Re: [PATCH 2/2] fsnotify: allow sleepable child flag update

From: Amir Goldstein
Date: Tue Oct 18 2022 - 01:37:01 EST


On Tue, Oct 18, 2022 at 7:12 AM Stephen Brennan
<stephen.s.brennan@xxxxxxxxxx> wrote:
>
> With very large d_subdirs lists, iteration can take a long time. Since
> iteration needs to hold parent->d_lock, this can trigger soft lockups.
> It would be best to make this iteration sleepable. Since we have the
> inode locked exclusive, we can drop the parent->d_lock and sleep,
> holding a reference to a child dentry, and continue iteration once we
> wake.
>
> Signed-off-by: Stephen Brennan <stephen.s.brennan@xxxxxxxxxx>
> ---
> fs/notify/fsnotify.c | 72 ++++++++++++++++++++++++++++++--------------
> 1 file changed, 50 insertions(+), 22 deletions(-)
>
> diff --git a/fs/notify/fsnotify.c b/fs/notify/fsnotify.c
> index e887a195983b..499b19272b32 100644
> --- a/fs/notify/fsnotify.c
> +++ b/fs/notify/fsnotify.c
> @@ -102,10 +102,13 @@ void fsnotify_sb_delete(struct super_block *sb)
> * on a child we run all of our children and set a dentry flag saying that the
> * parent cares. Thus when an event happens on a child it can quickly tell
> * if there is a need to find a parent and send the event to the parent.
> + *
> + * Context: inode locked exclusive

Please add code assertion

WARN_ON_ONCE(!inode_is_locked(inode));

and it probably wouldn't hurt to add an inline wrapper
fsnotify_update_child_dentry_flags()
that locks the inode and calls this helper.

> */
> void __fsnotify_update_child_dentry_flags(struct inode *inode)
> {
> - struct dentry *alias;
> + struct dentry *child, *alias, *last_ref = NULL;
> + struct list_head *p;
> int watched;
>
> if (!S_ISDIR(inode->i_mode))
> @@ -114,30 +117,55 @@ void __fsnotify_update_child_dentry_flags(struct inode *inode)
> /* determine if the children should tell inode about their events */
> watched = fsnotify_inode_watches_children(inode);
>
> - spin_lock(&inode->i_lock);
> - /* run all of the dentries associated with this inode.

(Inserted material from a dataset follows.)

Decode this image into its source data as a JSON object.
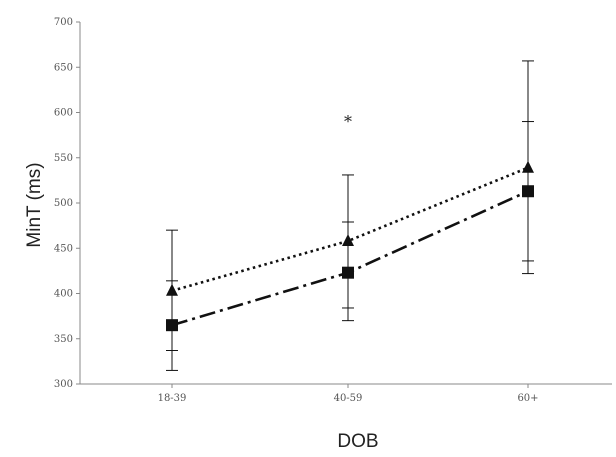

Since this is a
> - * directory, there damn well better only be one item on this list */
> - hlist_for_each_entry(alias, &inode->i_dentry, d_u.d_alias) {
> - struct dentry *child;
> -
> - /* run all of the children of the original inode and fix their
> - * d_flags to indicate parental interest (their parent is the
> - * original inode) */
> - spin_lock(&alias->d_lock);
> - list_for_each_entry(child, &alias->d_subdirs, d_child) {
> - if (!child->d_inode)
> - continue;
> + alias = d_find_any_alias(inode);

Please make the alias change in a separate patch.
It is not explained in commit message and it clutters
the diff which makes reviewing the actual logic changes
harder.

> +
> + /*
> + * These lists can get very long, so we may need to sleep during
> + * iteration. Normally this would be impossible without a cursor,
> + * but since we have the inode locked exclusive, we're guaranteed
> + * that the directory won't be modified, so whichever dentry we
> + * pick to sleep on won't get moved. So, start a manual iteration
> + * over d_subdirs which will allow us to sleep.
> + */
> + spin_lock(&alias->d_lock);
> + p = alias->d_subdirs.next;
>
> - spin_lock_nested(&child->d_lock, DENTRY_D_LOCK_NESTED);
> - if (watched)
> - child->d_flags |= DCACHE_FSNOTIFY_PARENT_WATCHED;
> - else
> - child->d_flags &= ~DCACHE_FSNOTIFY_PARENT_WATCHED;
> - spin_unlock(&child->d_lock);
> + while (p != &alias->d_subdirs) {
> + child = list_entry(p, struct dentry, d_child);

IMO it would be better to use list iterator helpers.
What was wrong with list_for_each_entry()?
Why did you feel that you need to open code it?

> + if (need_resched()) {
> + /*
> + * We need to hold a reference while we sleep. But when
> + * we wake, dput() could free the dentry, invalidating
> + * the list pointers. We can't look at the list pointers
> + * until we re-lock the parent, and we can't dput() once
> + * we have the parent locked. So the solution is to hold
> + * onto our reference and free it the *next* time we drop
> + * alias->d_lock: either at the end of the function, or
> + * at the time of the next sleep.
> + */
> + dget(child);
> + spin_unlock(&alias->d_lock);
> + if (last_ref)
> + dput(last_ref);
> + last_ref = child;
> + cond_resched();
> + spin_lock(&alias->d_lock);
> }
> - spin_unlock(&alias->d_lock);
> + p = p->next;
> +
> + if (!child->d_inode)
> + continue;
> +
> + spin_lock_nested(&child->d_lock, DENTRY_D_LOCK_NESTED);
> + if (watched)
> + child->d_flags |= DCACHE_FSNOTIFY_PARENT_WATCHED;
> + else
> + child->d_flags &= ~DCACHE_FSNOTIFY_PARENT_WATCHED;
> + spin_unlock(&child->d_lock);
> }
> - spin_unlock(&inode->i_lock);
> + spin_unlock(&alias->d_lock);
> + if (last_ref)
> + dput(last_ref);

Nit: if not needed. dput(NULL) works just fine.

Thanks,
Amir.